A federal prosecutor in Argentina claimed yesterday that his former colleague, Alberto Nisman, was murdered last year after accusing former President Cristina Kirchner of trying to sabotage his investigation into the 1994 bombing of the Jewish Community Center in Buenos Aires that killed 85 people and wounded hundreds more. A day before Nisman was to testify about Kirchner’s alleged cover-up of Iranian responsibility in the bombing, he was found dead in his Buenos Aires apartment.
The prosecutor, Ricardo Sáenz, explained in an 11-page legal brief that “Tests done on Nisman’s hands and on the gun used show that we are looking at a homicide.” Other evidence Sáenz cited includes: the assertion by a doctor present at the crime scene that Nisman’s body had been moved; Nisman’s apartment was cleaned of fingerprints that would have been left by those who were there in the days and hours before his death; Nisman’s laptop had been manipulated after his death and his cellphone wiped of key information, including registries of calls, text messages, and chats.
Presumably, the investigation into Nisman’s death will now be re-opened. As I noted when Nisman was found dead last year, there are plenty of parties who had an interest in silencing him. Principally, there was Kirchner and other high-ranking officials who were helping to whitewash Iranian culpability for the bombing in exchange for improved bilateral relations. Such relations would, among other things, give Argentine agricultural products privileged access to Iranian markets, while Iran would send cheap oil to Argentina.
The fact that Nisman was murdered virtually clinches his case regarding the 1994 bombing. If Iran wasn’t responsible then there was nothing for Kirchner to conceal. But he was, which may turn out to be an even bigger scandal than the fact that the attack on the Jewish Community Center was sponsored by a nation-state, and covered up by the nation-state Iran targeted. Now the task is to find out who is responsible for killing Nisman.
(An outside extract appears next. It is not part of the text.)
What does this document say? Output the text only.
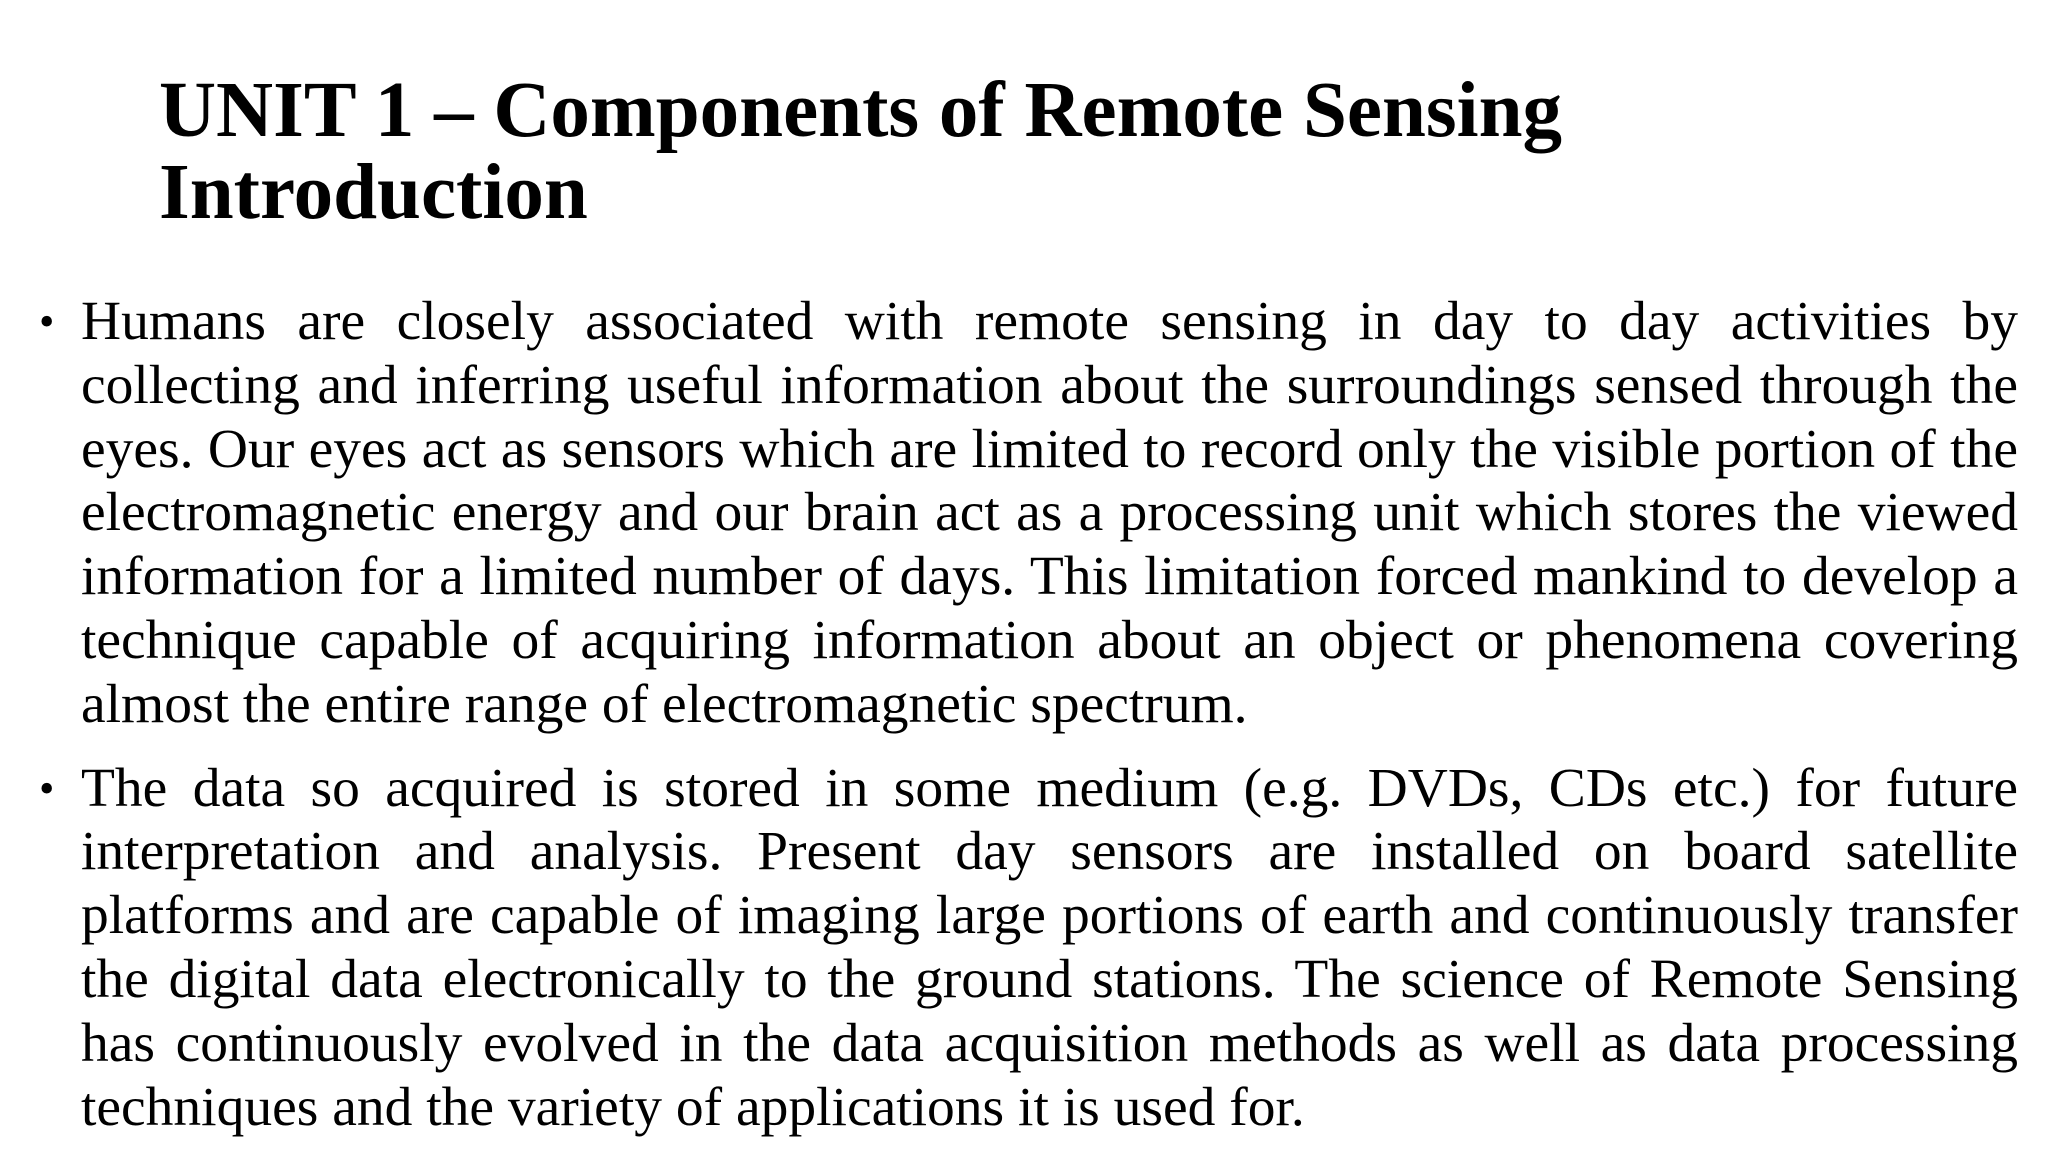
UNIT 1 – Components of Remote Sensing
Introduction
• Humans are closely associated with remote sensing in day to day activities by collecting and inferring useful information about the surroundings sensed through the eyes. Our eyes act as sensors which are limited to record only the visible portion of the electromagnetic energy and our brain act as a processing unit which stores the viewed information for a limited number of days. This limitation forced mankind to develop a technique capable of acquiring information about an object or phenomena covering almost the entire range of electromagnetic spectrum.
• The data so acquired is stored in some medium (e.g. DVDs, CDs etc.) for future interpretation and analysis. Present day sensors are installed on board satellite platforms and are capable of imaging large portions of earth and continuously transfer the digital data electronically to the ground stations. The science of Remote Sensing has continuously evolved in the data acquisition methods as well as data processing techniques and the variety of applications it is used for.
Buenos Aires will have to sort out whether its own intelligence service murdered a man for revealing the authorship of a huge state-sponsored terrorist crime on its own soil that targeted Argentine citizens; or whether the murder was committed by the same foreign power that sponsored the original crime: Iran.
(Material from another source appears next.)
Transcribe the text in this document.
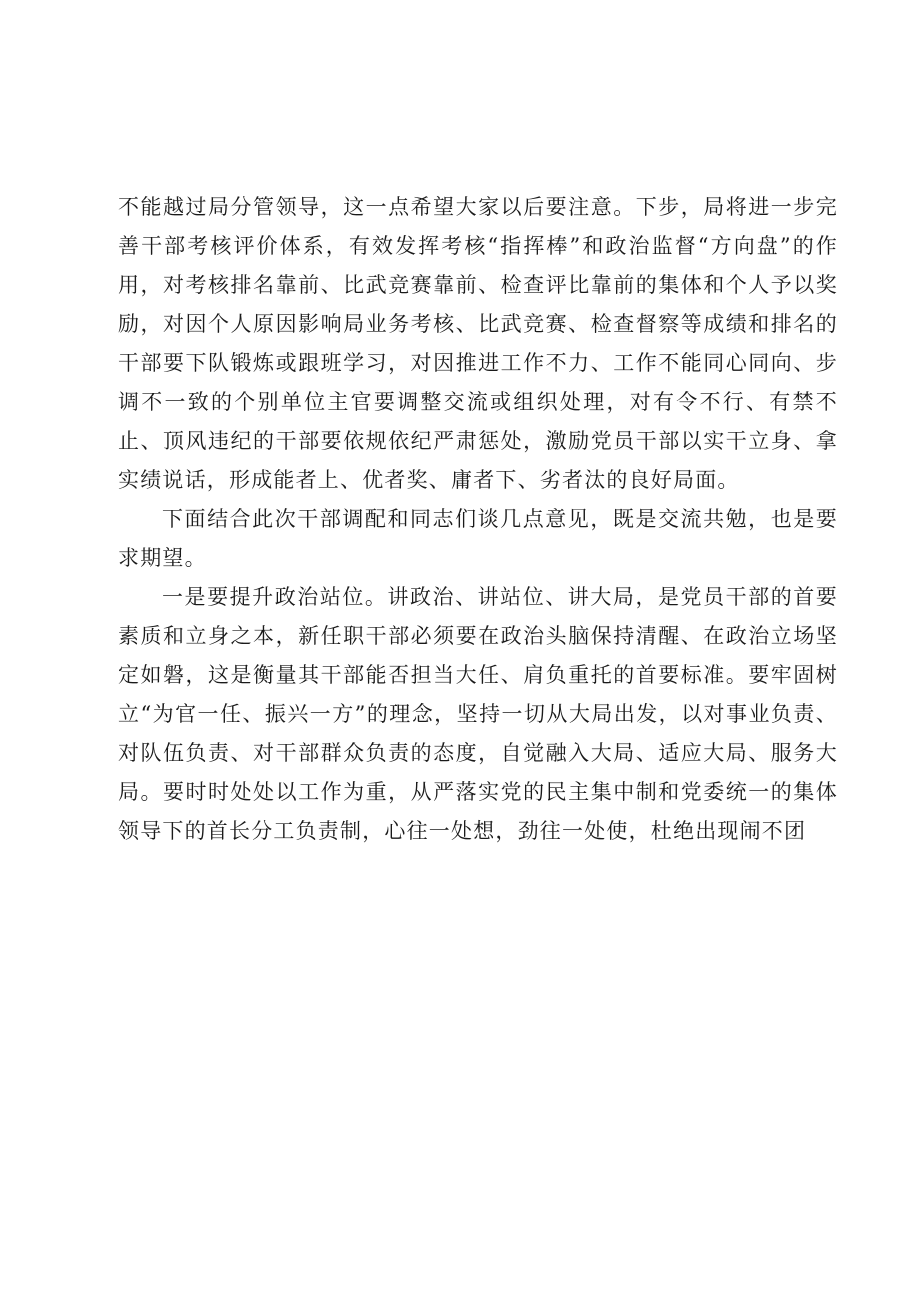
不能越过局分管领导，这一点希望大家以后要注意。下步，局将进一步完善干部考核评价体系，有效发挥考核“指挥棒”和政治监督“方向盘”的作用，对考核排名靠前、比武竞赛靠前、检查评比靠前的集体和个人予以奖励，对因个人原因影响局业务考核、比武竞赛、检查督察等成绩和排名的干部要下队锻炼或跟班学习，对因推进工作不力、工作不能同心同向、步调不一致的个别单位主官要调整交流或组织处理，对有令不行、有禁不止、顶风违纪的干部要依规依纪严肃惩处，激励党员干部以实干立身、拿实绩说话，形成能者上、优者奖、庸者下、劣者汰的良好局面。

下面结合此次干部调配和同志们谈几点意见，既是交流共勉，也是要求期望。

一是要提升政治站位。讲政治、讲站位、讲大局，是党员干部的首要素质和立身之本，新任职干部必须要在政治头脑保持清醒、在政治立场坚定如磐，这是衡量其干部能否担当大任、肩负重托的首要标准。要牢固树立“为官一任、振兴一方”的理念，坚持一切从大局出发，以对事业负责、对队伍负责、对干部群众负责的态度，自觉融入大局、适应大局、服务大局。要时时处处以工作为重，从严落实党的民主集中制和党委统一的集体领导下的首长分工负责制，心往一处想，劲往一处使，杜绝出现闹不团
Perhaps the likeliest scenario would point to Iranian and Argentine coordination. In any case, you can bet Cristina Kirchner is somewhere in the middle of it all. Now it’s up to her successor, Mauricio Macri to win the justice that he promised Nisman’s daughters when he was elected in November. Justice for Nisman, for the victims of the 1994 attack as well as the 1992 bombing of the Israeli embassy in Buenos Aires, and justice for an Argentina that deserves better than a corrupt government which took Iran’s bloody hand in partnership.